Марина Сергеевна Антипова была помещицей нашего уезда. Земель у ней было не много  – несколько маленьких полей, часовня, небольшой пруд с мостиком поверх одного из рукавов, питаемых от реки, многочисленные птичники, одноэтажный барский дом с высоким чердаком и колоннами на входе. На полях занимались местные  работники, которых и было всего только на пять дворов. Другая, большая половина нанималась еще зимой и приходила из Васильевского к "доброй барыне" под задатки. Это бывало чаще  на севе ячменя и уборке озимой ржи.  Но  хозяйка, не отказывала никому и летом, если, конечно, работники не были уже совсем забулдыгами, пристраивала их вывозить куриный помет на поля или ловить раков.  Постигшая верным женским чутьем, какую-то свою истину, она считала что каждый должен быть "при месте".
Когда-то, во времена доисторические, в Антипово был и хозяин. Но никто теперь не помнил ни его самого, ни демократических поползновений странного барина.
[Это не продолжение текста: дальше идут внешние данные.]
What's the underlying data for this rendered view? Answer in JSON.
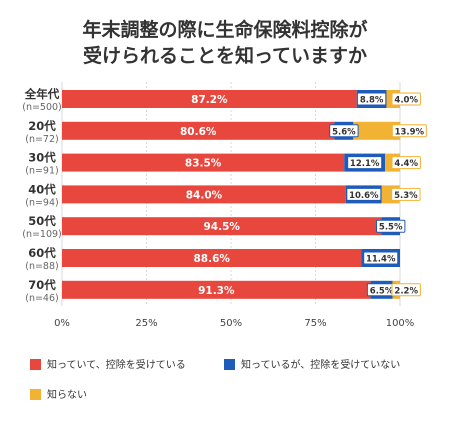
{
  "chart_data": {
    "type": "bar",
    "orientation": "horizontal",
    "stacked": true,
    "title": [
      "年末調整の際に生命保険料控除が",
      "受けられることを知っていますか"
    ],
    "categories": [
      {
        "label": "全年代",
        "sub": "(n=500)"
      },
      {
        "label": "20代",
        "sub": "(n=72)"
      },
      {
        "label": "30代",
        "sub": "(n=91)"
      },
      {
        "label": "40代",
        "sub": "(n=94)"
      },
      {
        "label": "50代",
        "sub": "(n=109)"
      },
      {
        "label": "60代",
        "sub": "(n=88)"
      },
      {
        "label": "70代",
        "sub": "(n=46)"
      }
    ],
    "series": [
      {
        "name": "知っていて、控除を受けている",
        "color": "#e8473d",
        "values": [
          87.2,
          80.6,
          83.5,
          84.0,
          94.5,
          88.6,
          91.3
        ],
        "labels": [
          "87.2%",
          "80.6%",
          "83.5%",
          "84.0%",
          "94.5%",
          "88.6%",
          "91.3%"
        ]
      },
      {
        "name": "知っているが、控除を受けていない",
        "color": "#1f5bb8",
        "values": [
          8.8,
          5.6,
          12.1,
          10.6,
          5.5,
          11.4,
          6.5
        ],
        "labels": [
          "8.8%",
          "5.6%",
          "12.1%",
          "10.6%",
          "5.5%",
          "11.4%",
          "6.5%"
        ]
      },
      {
        "name": "知らない",
        "color": "#f2b233",
        "values": [
          4.0,
          13.9,
          4.4,
          5.3,
          0,
          0,
          2.2
        ],
        "labels": [
          "4.0%",
          "13.9%",
          "4.4%",
          "5.3%",
          "",
          "",
          "2.2%"
        ]
      }
    ],
    "x_ticks": [
      "0%",
      "25%",
      "50%",
      "75%",
      "100%"
    ],
    "xlim": [
      0,
      100
    ],
    "grid": true,
    "legend": "bottom"
  }
}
Пропал он также внезапно как и появился и никто теперь толком не помнил куда. Оставшись одна, Марина Степановна, как это часто  бывает у молодых женщин в нашем уезде, всецело отдала себя хозяйству. Она быстро вникла в свое теперь,  заброшенное имение, в его нужды, долги и нашла способы поправить ситуацию. Стараниями хозяйки на полях созрел неплохой урожай – рожь дала по девятисот пудов с десятины, а по куриному помету – и по тысяче!
Марина Сергеевна нашла покупателей хлеба и в зиму отдала часть долгов. Также, ближе к весне, она выделила большую сумму денег внесла ее на постройку школы для крестьянских детей. И нуждами этой школы она занималась теперь постоянно. Еще она, с годами приобретя значение в уезде, организовала общество "народной помощи" , которое занималось, главным образом лечением крестьян и помощью беднякам. Для нужд "народной помощи" Марина Сергеевна планировала построить богадельню. Богадельня ночами снилась суетливой хозяюшке. Спокойное, провинциальное житье заполонило ее жизнь – поездки к монастырям и благочестивые старцы, кошки-жеманницы на сундуках с рухлядью, старушки–богомолки и их неспешные расказы.
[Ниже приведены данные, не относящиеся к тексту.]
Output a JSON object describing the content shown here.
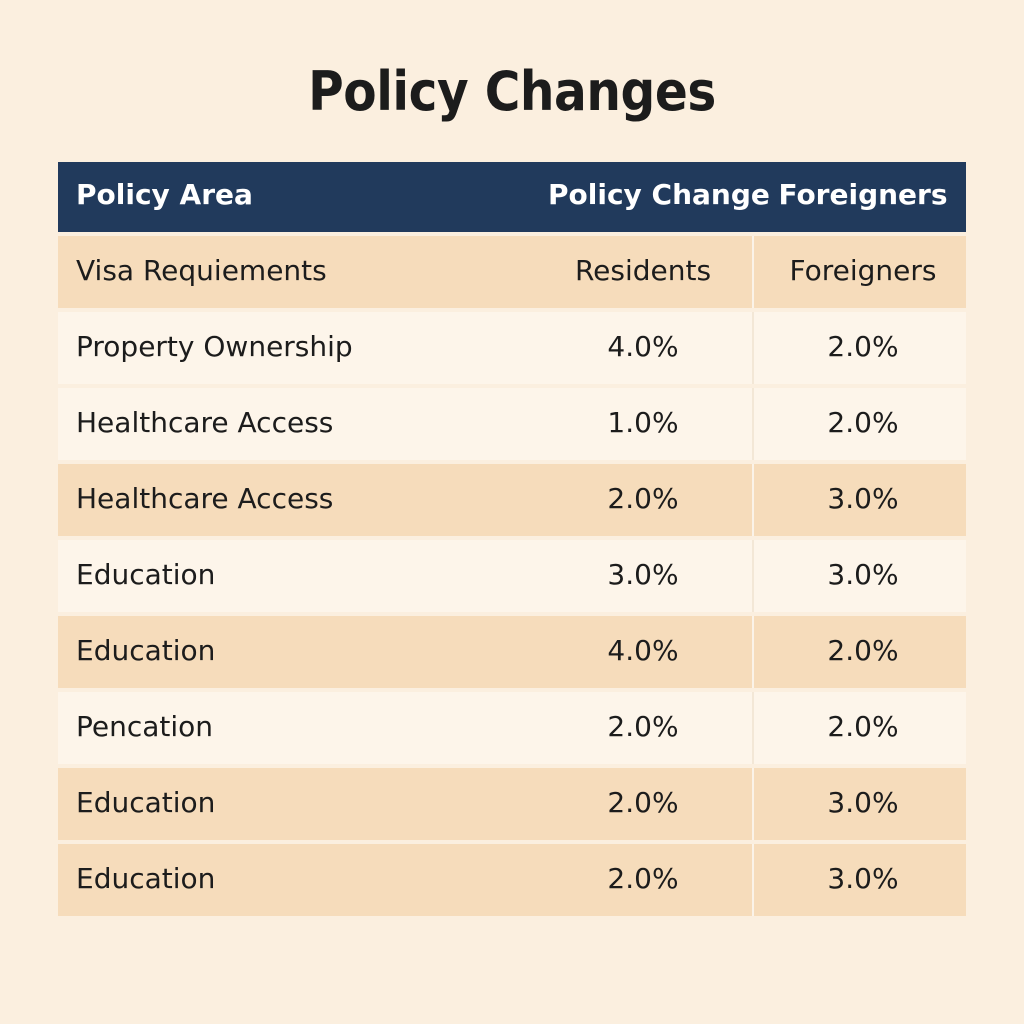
{
  "title": "Policy Changes",
  "colors": {
    "background": "#fbefdf",
    "header_bg": "#213a5c",
    "row_dark": "#f6dcbb",
    "row_light": "#fdf5ea"
  },
  "chart_data": {
    "type": "table",
    "title": "Policy Changes",
    "columns": [
      "Policy Area",
      "Policy Change",
      "Foreigners"
    ],
    "rows": [
      [
        "Visa Requiements",
        "Residents",
        "Foreigners"
      ],
      [
        "Property Ownership",
        "4.0%",
        "2.0%"
      ],
      [
        "Healthcare Access",
        "1.0%",
        "2.0%"
      ],
      [
        "Healthcare Access",
        "2.0%",
        "3.0%"
      ],
      [
        "Education",
        "3.0%",
        "3.0%"
      ],
      [
        "Education",
        "4.0%",
        "2.0%"
      ],
      [
        "Pencation",
        "2.0%",
        "2.0%"
      ],
      [
        "Education",
        "2.0%",
        "3.0%"
      ],
      [
        "Education",
        "2.0%",
        "3.0%"
      ]
    ],
    "row_shading": [
      "dark",
      "light",
      "light",
      "dark",
      "light",
      "dark",
      "light",
      "dark",
      "dark"
    ]
  }
}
Бывали, правда, в этой размеренной жизни и случаи особые. Раз, на Николу-зимнего завернули в Антипово санки охотничьего обоза. Охотников собралось до дюжины. Поджарые, молодые они быстро раскрыли тайну уединенного имения и его богомольной затворницы. Охота еще и не начиналась, а на постое друзья варили пунш и угощали прислугу мятными пряниками и тягушками. Ходили по двору с песнями и гитарой, громко хохотали пугая девок. По истечению двух дней, один из них – Меркурий Иванович, высокий брюнет, имевший в этой концессии какие-то свои особые виды на обильную добычу боровой птицы, решил пойти на взятие неприступного замка. Вечером он долго кружил возле хозяйки, двигая своими усиками из стороны в сторону словно налим, после чего попытался последовать за хозяйкой в дальние комнаты. Но как-то быстро оттуда вышел. И долго потом прятал левое ухо под заячьей шапкой. Когда же вся компания попрощавшись, поблагодаривши хозяюшку и выпив на "поход" двинулась в сторону полей, Меркурий Иванович обернулся было назад, но встретился взглядом с птичником Килькой и испуганно поворотил лошадь в поле под общий хохот друзей.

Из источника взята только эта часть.